Brunel offers a number of funding options to research students that help cover the cost of their tuition fees, contribute to living expenses or both. See more information here: https://www.brunel.ac.uk/research/Research-degrees/Research-degree-funding. The UK Government is also offering Doctoral Student Loans for eligible students, and there is some funding available through the Research Councils. Many of our international students benefit from funding provided by their governments or employers. Brunel alumni enjoy tuition fee discounts of 15%.

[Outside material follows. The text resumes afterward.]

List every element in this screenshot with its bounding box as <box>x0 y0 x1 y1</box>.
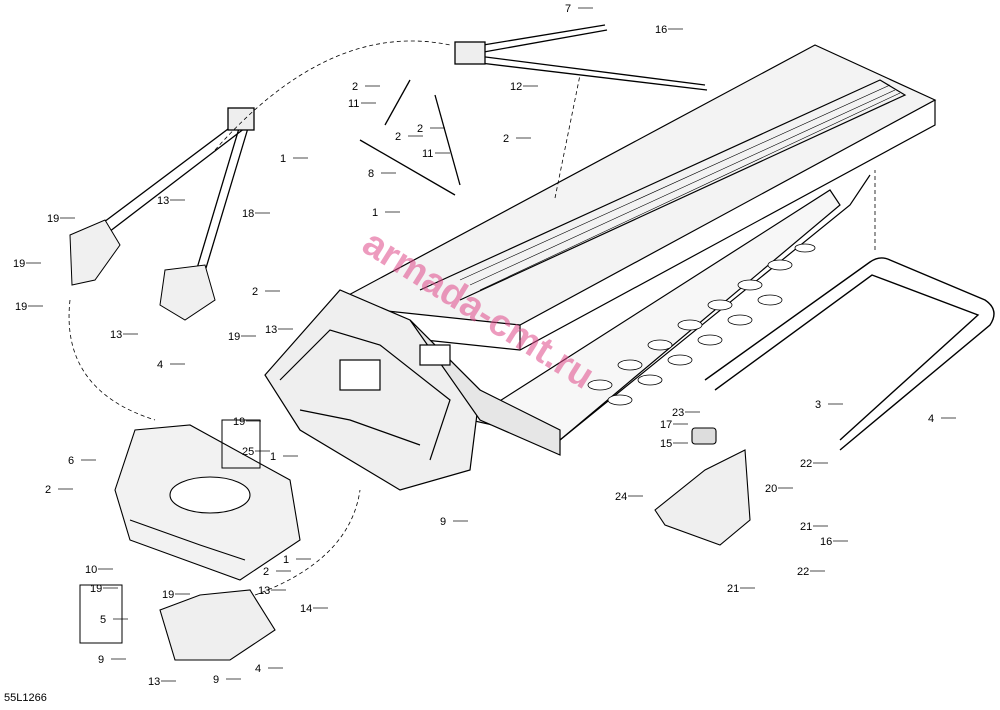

Professor Felicity Gavins - Felicity read Pharmacology at the University of Sunderland, where she also embarked on an industrial placement year at Bayer Pharmaceuticals in Slough. After completing her BSc (Hons), she moved to London to study for a Ph.D. in Pharmacology at Queen Mary University London, supported by the British Heart Foundation (BHF). Felicity was then awarded a BHF Junior Research Fellowship to undertake further research both in the UK and the USA. In 2007 Felicity joined Imperial College London to take up a Lectureship position in the Centre for Integrative Mammalian Physiology and Pharmacology (CIMPP). This was shortly followed by a senior lectureship and the appointment to Deputy Head of The Centre of Neurodegeneration & Neuroinflammation. In 2013 she accepted an academic position in the USA at Louisiana State University Health Sciences Center-Shreveport (LSUHSC-S) and was appointed Director of The Small Animal Imaging Facility. Felicity is a Fellow of the British Pharmacological Society and of the Royal Society of Biology. She joined Brunel University London in August 2019 as Professor of Pharmacology and Royal Society Wolfson Fellow, and is the Director of The Centre for Inflammation Research and Translational Medicine (CIRTM). Throughout her academic career, Felicity has worked with and served on numerous national and international research councils, medical charities and learned societies. She has published widely in her field and received a number of awards and honours for her work. She has received funding for her research from a range of funders including: the Royal Society and the Wolfson Foundation (RSWF), the British Heart Foundation (BHF), the Medical Research Council (MRC), the Biotechnology and Biological Sciences Research Council (BBSRC), the American Heart Association (AHA), and the National Institutes of Health/National Heart, Lung, and Blood Institute (NIH/NHLBI). Felicity continues to be actively involved in public and patient organizations which has been immensely instructive for her research. She is also dedicated to promoting mentoring and collaborative research, along with facilitating mentoring of post-doctoral fellows/early-career investigators.